I have a huge training set from which I am supposed to regress and classify, i.e I classify whether an event will occur or not and another task is to regress the intensity of the event in future.
The problem I am battling with is that there are very few positive instances for classification in my training and test set (2% to be accurate). As a result, whatever method I try, my precision and recall for the rarer class do not increase more than 35% and 10% respectively. I also tried using the class weights or sample weights but to no avail. When I try svm using Scipy's SVC module, it heavily overfits the data, i.e gives more than 90% accuracy for both the classes on training data but gives 0 precision and 0 recall Similarly in the regression problem since there are a lot of 0's in the training set. Regressed values do not make any sense at all.

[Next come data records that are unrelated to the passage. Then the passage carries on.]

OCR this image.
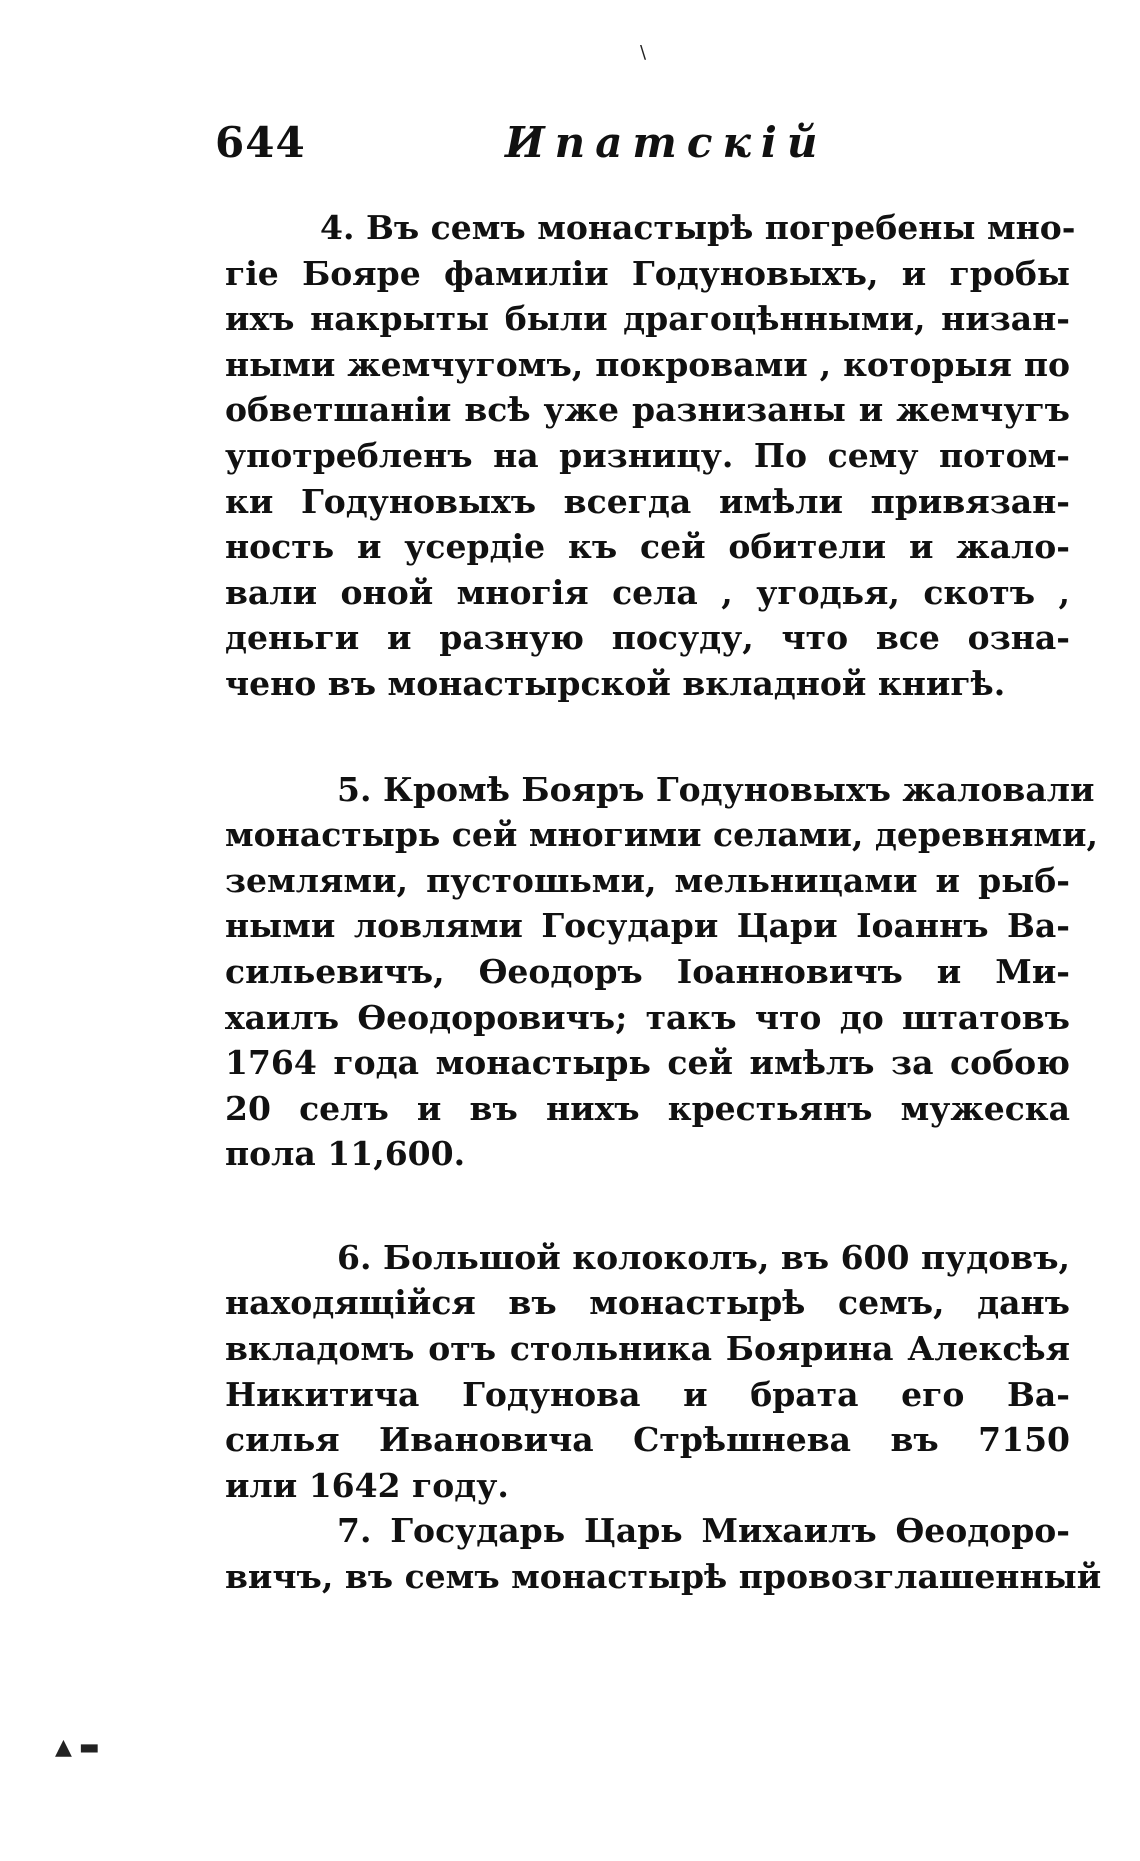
644	Ипатскій

4. Въ семъ монастырѣ погребены мно-
гіе Бояре фамиліи Годуновыхъ, и гробы
ихъ накрыты были драгоцѣнными, низан-
ными жемчугомъ, покровами , которыя по
обветшаніи всѣ уже разнизаны и жемчугъ
употребленъ на ризницу. По сему потом-
ки Годуновыхъ всегда имѣли привязан-
ность и усердіе къ сей обители и жало-
вали оной многія села , угодья, скотъ ,
деньги и разную посуду, что все озна-
чено въ монастырской вкладной книгѣ.

5. Кромѣ Бояръ Годуновыхъ жаловали
монастырь сей многими селами, деревнями,
землями, пустошьми, мельницами и рыб-
ными ловлями Государи Цари Іоаннъ Ва-
сильевичъ, Ѳеодоръ Іоанновичъ и Ми-
хаилъ Ѳеодоровичъ; такъ что до штатовъ
1764 года монастырь сей имѣлъ за собою
20 селъ и въ нихъ крестьянъ мужеска
пола 11,600.

6. Большой колоколъ, въ 600 пудовъ,
находящійся въ монастырѣ семъ, данъ
вкладомъ отъ стольника Боярина Алексѣя
Никитича Годунова и брата его Ва-
силья Ивановича Стрѣшнева въ 7150
или 1642 году.

7. Государь Царь Михаилъ Ѳеодоро-
вичъ, въ семъ монастырѣ провозглашенный

\
▲ ▬
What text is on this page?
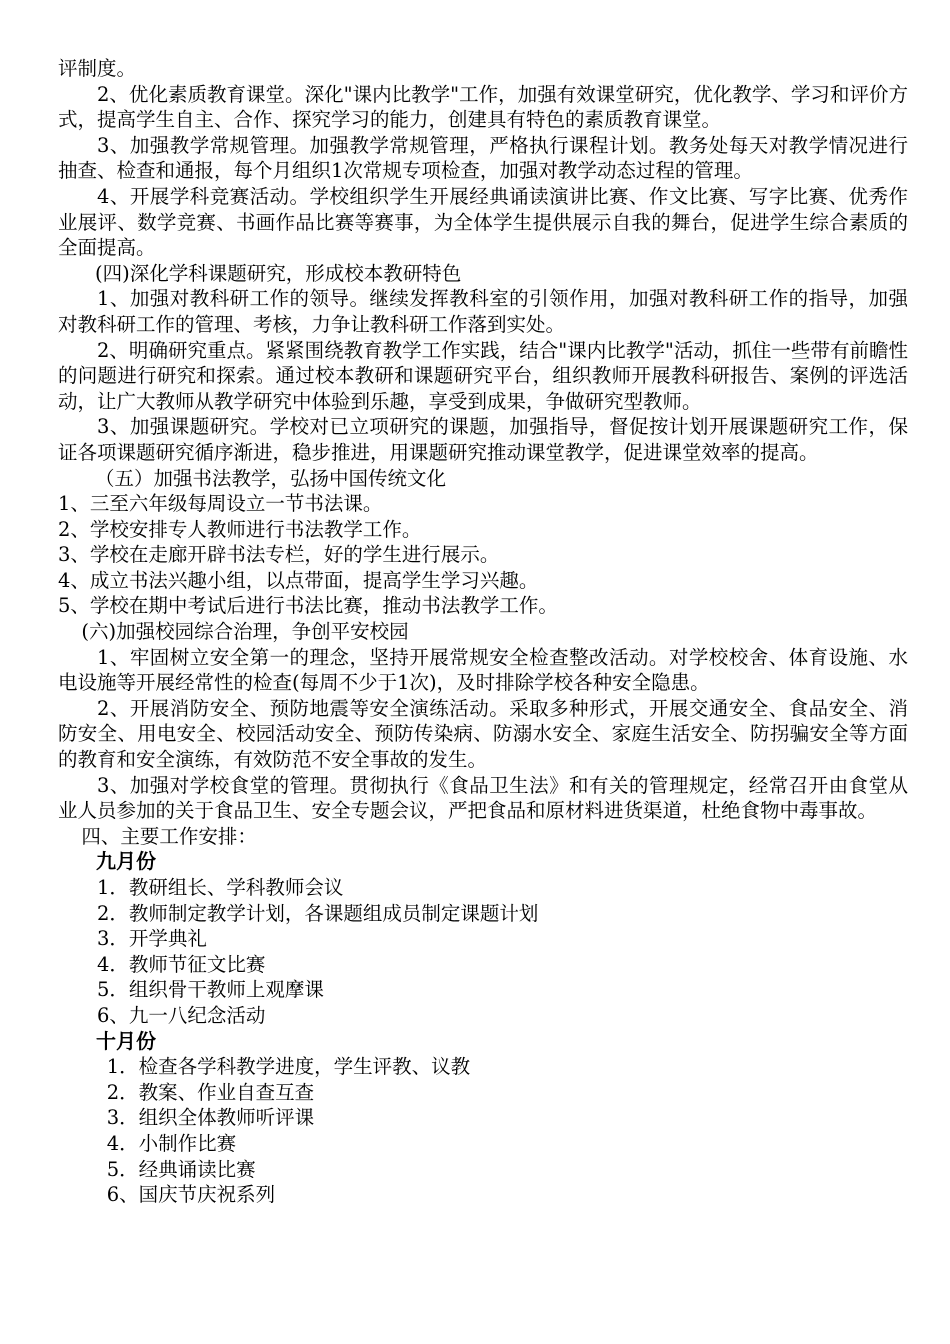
评制度。

2、优化素质教育课堂。深化"课内比教学"工作，加强有效课堂研究，优化教学、学习和评价方式，提高学生自主、合作、探究学习的能力，创建具有特色的素质教育课堂。

3、加强教学常规管理。加强教学常规管理，严格执行课程计划。教务处每天对教学情况进行抽查、检查和通报，每个月组织1次常规专项检查，加强对教学动态过程的管理。

4、开展学科竞赛活动。学校组织学生开展经典诵读演讲比赛、作文比赛、写字比赛、优秀作业展评、数学竞赛、书画作品比赛等赛事，为全体学生提供展示自我的舞台，促进学生综合素质的全面提高。

(四)深化学科课题研究，形成校本教研特色

1、加强对教科研工作的领导。继续发挥教科室的引领作用，加强对教科研工作的指导，加强对教科研工作的管理、考核，力争让教科研工作落到实处。

2、明确研究重点。紧紧围绕教育教学工作实践，结合"课内比教学"活动，抓住一些带有前瞻性的问题进行研究和探索。通过校本教研和课题研究平台，组织教师开展教科研报告、案例的评选活动，让广大教师从教学研究中体验到乐趣，享受到成果，争做研究型教师。

3、加强课题研究。学校对已立项研究的课题，加强指导，督促按计划开展课题研究工作，保证各项课题研究循序渐进，稳步推进，用课题研究推动课堂教学，促进课堂效率的提高。

（五）加强书法教学，弘扬中国传统文化

1、三至六年级每周设立一节书法课。

2、学校安排专人教师进行书法教学工作。

3、学校在走廊开辟书法专栏，好的学生进行展示。

4、成立书法兴趣小组，以点带面，提高学生学习兴趣。

5、学校在期中考试后进行书法比赛，推动书法教学工作。

(六)加强校园综合治理，争创平安校园

1、牢固树立安全第一的理念，坚持开展常规安全检查整改活动。对学校校舍、体育设施、水电设施等开展经常性的检查(每周不少于1次)，及时排除学校各种安全隐患。

2、开展消防安全、预防地震等安全演练活动。采取多种形式，开展交通安全、食品安全、消防安全、用电安全、校园活动安全、预防传染病、防溺水安全、家庭生活安全、防拐骗安全等方面的教育和安全演练，有效防范不安全事故的发生。

3、加强对学校食堂的管理。贯彻执行《食品卫生法》和有关的管理规定，经常召开由食堂从业人员参加的关于食品卫生、安全专题会议，严把食品和原材料进货渠道，杜绝食物中毒事故。

四、主要工作安排：

九月份

1．教研组长、学科教师会议

2．教师制定教学计划，各课题组成员制定课题计划

3．开学典礼

4．教师节征文比赛

5．组织骨干教师上观摩课

6、九一八纪念活动

十月份

1．检查各学科教学进度，学生评教、议教

2．教案、作业自查互查

3．组织全体教师听评课

4．小制作比赛

5．经典诵读比赛

6、国庆节庆祝系列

So my question is two fold , first what could be the reason for SVM to overfit to the data?and second What can I use to increase the precision and recall of rarer event more (I tried random forest which gives 62% precision and 55% recall), I have tried giving sample weights but it doesnt work (It increases precision to 63% in RF but drops recall)

Even Giving class 1 a weight of 100, class_weight = {1:100} doesnt solve the problem

Contents

The usual solution to imbalanced data is to use class-weighted SVM, which has two misclassification penalties \$C_{pos}\$ and \$C_{neg}\$ instead of one. You assign a higher misclassification penalty to the minority class. A common heuristic is to keep the ratio as follows: \$\$C_{pos} times n_{pos} = C_{neg} times n_{neg}\$\$ where \$n_X\$ is the size of \$X\$. You can assign these by scaling \$C\$ via coefficients in sklearn (e.g. the `class_weight` parameters in SVC).